More silence took us to lunch. We stopped at a little taqueria on Jefferson and Seventh Avenue for burritos. We were only a block from police headquarters, but the little shack that promised “burritos y hamburgers” was a gathering spot for the woebegone neighborhood between downtown and the state capitol. We ate with the top down, and every time somebody hit us up for money, we showed the photo and asked them about a guy named Weed. Pretty soon word got around we were cops, and foot traffic dried up. Kate looked distinctly uncomfortable, and I took way too much pleasure in that.

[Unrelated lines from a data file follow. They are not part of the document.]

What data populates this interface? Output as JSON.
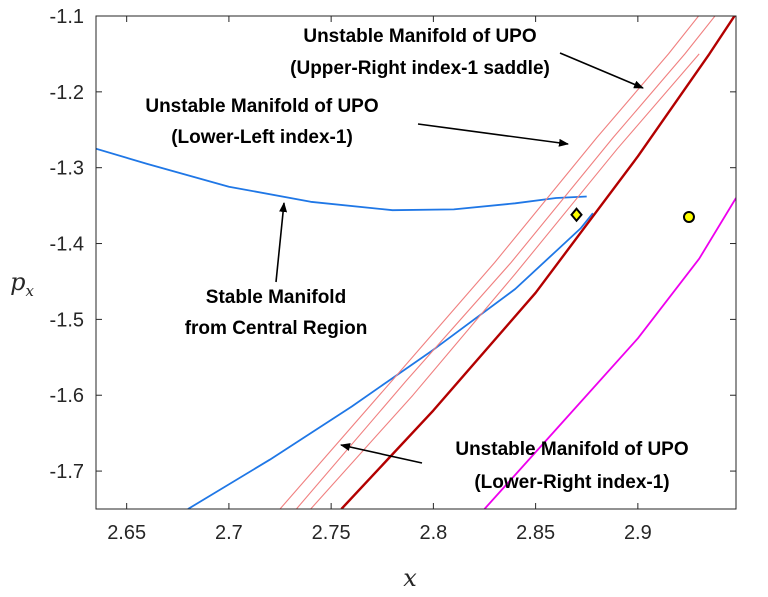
{
  "chart_data": {
    "type": "line",
    "title": "",
    "xlabel": "x",
    "ylabel": "p_x",
    "xlim": [
      2.635,
      2.948
    ],
    "ylim": [
      -1.75,
      -1.1
    ],
    "xticks": [
      2.65,
      2.7,
      2.75,
      2.8,
      2.85,
      2.9
    ],
    "yticks": [
      -1.1,
      -1.2,
      -1.3,
      -1.4,
      -1.5,
      -1.6,
      -1.7
    ],
    "xtick_labels": [
      "2.65",
      "2.7",
      "2.75",
      "2.8",
      "2.85",
      "2.9"
    ],
    "ytick_labels": [
      "-1.1",
      "-1.2",
      "-1.3",
      "-1.4",
      "-1.5",
      "-1.6",
      "-1.7"
    ],
    "grid": false,
    "series": [
      {
        "name": "Stable Manifold from Central Region (upper branch)",
        "color": "#1f77e6",
        "x": [
          2.635,
          2.66,
          2.7,
          2.74,
          2.78,
          2.81,
          2.84,
          2.86,
          2.875
        ],
        "y": [
          -1.275,
          -1.295,
          -1.325,
          -1.345,
          -1.356,
          -1.355,
          -1.347,
          -1.34,
          -1.338
        ]
      },
      {
        "name": "Stable Manifold from Central Region (lower branch)",
        "color": "#1f77e6",
        "x": [
          2.68,
          2.72,
          2.76,
          2.8,
          2.84,
          2.86,
          2.872,
          2.878
        ],
        "y": [
          -1.75,
          -1.685,
          -1.615,
          -1.54,
          -1.46,
          -1.41,
          -1.38,
          -1.36
        ]
      },
      {
        "name": "Unstable Manifold of UPO (Lower-Left index-1) a",
        "color": "#f08080",
        "x": [
          2.725,
          2.78,
          2.83,
          2.88,
          2.915,
          2.94
        ],
        "y": [
          -1.75,
          -1.58,
          -1.425,
          -1.26,
          -1.15,
          -1.065
        ]
      },
      {
        "name": "Unstable Manifold of UPO (Lower-Left index-1) b",
        "color": "#f08080",
        "x": [
          2.733,
          2.787,
          2.838,
          2.888,
          2.923,
          2.948
        ],
        "y": [
          -1.75,
          -1.58,
          -1.425,
          -1.26,
          -1.15,
          -1.065
        ]
      },
      {
        "name": "Unstable Manifold of UPO (Lower-Right index-1)",
        "color": "#f08080",
        "x": [
          2.74,
          2.79,
          2.84,
          2.89,
          2.93
        ],
        "y": [
          -1.75,
          -1.6,
          -1.44,
          -1.275,
          -1.15
        ]
      },
      {
        "name": "Unstable Manifold of UPO (Upper-Right index-1 saddle)",
        "color": "#b30000",
        "x": [
          2.755,
          2.8,
          2.85,
          2.9,
          2.935,
          2.948
        ],
        "y": [
          -1.75,
          -1.62,
          -1.465,
          -1.285,
          -1.15,
          -1.097
        ]
      },
      {
        "name": "Magenta curve",
        "color": "#ee00ee",
        "x": [
          2.825,
          2.86,
          2.9,
          2.93,
          2.948
        ],
        "y": [
          -1.75,
          -1.645,
          -1.525,
          -1.42,
          -1.34
        ]
      }
    ],
    "points": [
      {
        "name": "equilibrium diamond",
        "x": 2.87,
        "y": -1.362,
        "marker": "diamond",
        "fill": "#ffff00"
      },
      {
        "name": "equilibrium circle",
        "x": 2.925,
        "y": -1.365,
        "marker": "circle",
        "fill": "#ffff00"
      }
    ],
    "annotations": [
      {
        "id": "ann1",
        "lines": [
          "Unstable Manifold of UPO",
          "(Upper-Right index-1 saddle)"
        ],
        "arrow_to": [
          2.904,
          -1.2
        ]
      },
      {
        "id": "ann2",
        "lines": [
          "Unstable Manifold of UPO",
          "(Lower-Left index-1)"
        ],
        "arrow_to": [
          2.87,
          -1.27
        ]
      },
      {
        "id": "ann3",
        "lines": [
          "Stable Manifold",
          "from Central Region"
        ],
        "arrow_to": [
          2.754,
          -1.345
        ]
      },
      {
        "id": "ann4",
        "lines": [
          "Unstable Manifold of UPO",
          "(Lower-Right index-1)"
        ],
        "arrow_to": [
          2.757,
          -1.665
        ]
      }
    ]
  }
}
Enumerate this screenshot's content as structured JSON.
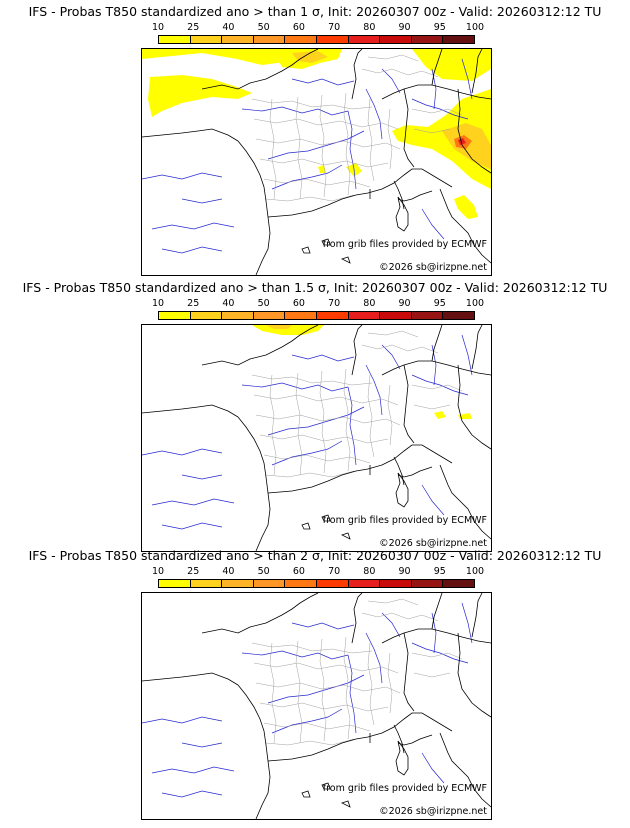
{
  "colorbar": {
    "labels": [
      "10",
      "25",
      "40",
      "50",
      "60",
      "70",
      "80",
      "90",
      "95",
      "100"
    ],
    "colors": [
      "#ffff00",
      "#ffd21e",
      "#ffb428",
      "#ff9628",
      "#ff7814",
      "#ff3c00",
      "#e61e1e",
      "#c80a0a",
      "#961414",
      "#641010"
    ]
  },
  "panels": [
    {
      "title": "IFS - Probas T850  standardized ano > than 1 σ, Init: 20260307 00z - Valid: 20260312:12 TU",
      "source": "from grib files provided by ECMWF",
      "copyright": "©2026 sb@irizpne.net"
    },
    {
      "title": "IFS - Probas T850  standardized ano > than 1.5 σ, Init: 20260307 00z - Valid: 20260312:12 TU",
      "source": "from grib files provided by ECMWF",
      "copyright": "©2026 sb@irizpne.net"
    },
    {
      "title": "IFS - Probas T850  standardized ano > than 2 σ, Init: 20260307 00z - Valid: 20260312:12 TU",
      "source": "from grib files provided by ECMWF",
      "copyright": "©2026 sb@irizpne.net"
    }
  ],
  "map_layers": {
    "coastline_color": "#000000",
    "border_color": "#000000",
    "region_color": "#a0a0a0",
    "river_color": "#2828d2"
  }
}
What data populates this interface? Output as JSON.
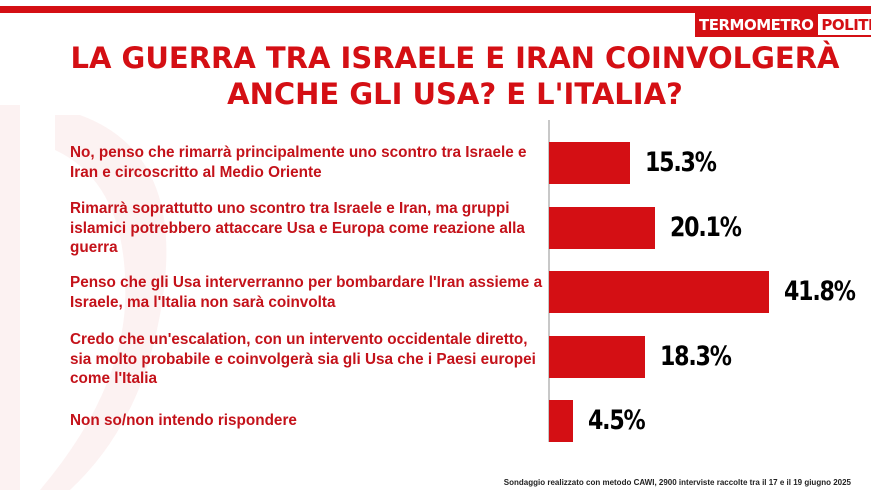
{
  "logo": {
    "left": "TERMOMETRO",
    "right": "POLITICO"
  },
  "title_line1": "LA GUERRA TRA ISRAELE E IRAN COINVOLGERÀ",
  "title_line2": "ANCHE GLI USA? E L'ITALIA?",
  "footnote": "Sondaggio realizzato con metodo CAWI, 2900 interviste raccolte tra il 17 e il 19 giugno 2025",
  "colors": {
    "accent": "#d40f14",
    "label_text": "#c4121a",
    "value_text": "#000000"
  },
  "chart_data": {
    "type": "bar",
    "orientation": "horizontal",
    "title": "LA GUERRA TRA ISRAELE E IRAN COINVOLGERÀ ANCHE GLI USA? E L'ITALIA?",
    "categories": [
      "No, penso che rimarrà  principalmente uno scontro tra Israele e Iran e circoscritto al Medio Oriente",
      "Rimarrà soprattutto uno scontro tra Israele e Iran, ma gruppi islamici potrebbero attaccare Usa e Europa come reazione alla guerra",
      "Penso che gli Usa interverranno per bombardare l'Iran assieme a Israele, ma l'Italia non sarà coinvolta",
      "Credo che un'escalation, con un intervento occidentale diretto, sia molto probabile e coinvolgerà sia gli Usa che i Paesi europei come l'Italia",
      "Non so/non intendo rispondere"
    ],
    "values": [
      15.3,
      20.1,
      41.8,
      18.3,
      4.5
    ],
    "value_labels": [
      "15.3%",
      "20.1%",
      "41.8%",
      "18.3%",
      "4.5%"
    ],
    "unit": "%",
    "xlim": [
      0,
      45
    ],
    "grid": false,
    "legend": "none"
  }
}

Then there was nothing left to do but cruise and ask questions. I drove across the Seventh Avenue overpass, made a right on Grant Street, and then turned back north on Ninth. Up through the 1970s, this had been the industrial heart of a much smaller city. The Southern Pacific and Santa Fe railroads sliced through on their way to Union Station. The railroads also served scores of produce warehouses and other agricultural terminals. Old Phoenix was a farm town, where irrigated fields and groves yielded oranges, grapefruits, lemons, lettuce, and cotton for markets back east. Mile-long trains of refrigerator cars were made up here, sending fresh Arizona citrus to the tables of families in Chicago and Dayton and Minneapolis. Now those families seem to have moved to Arizona, and the old produce district had been long abandoned.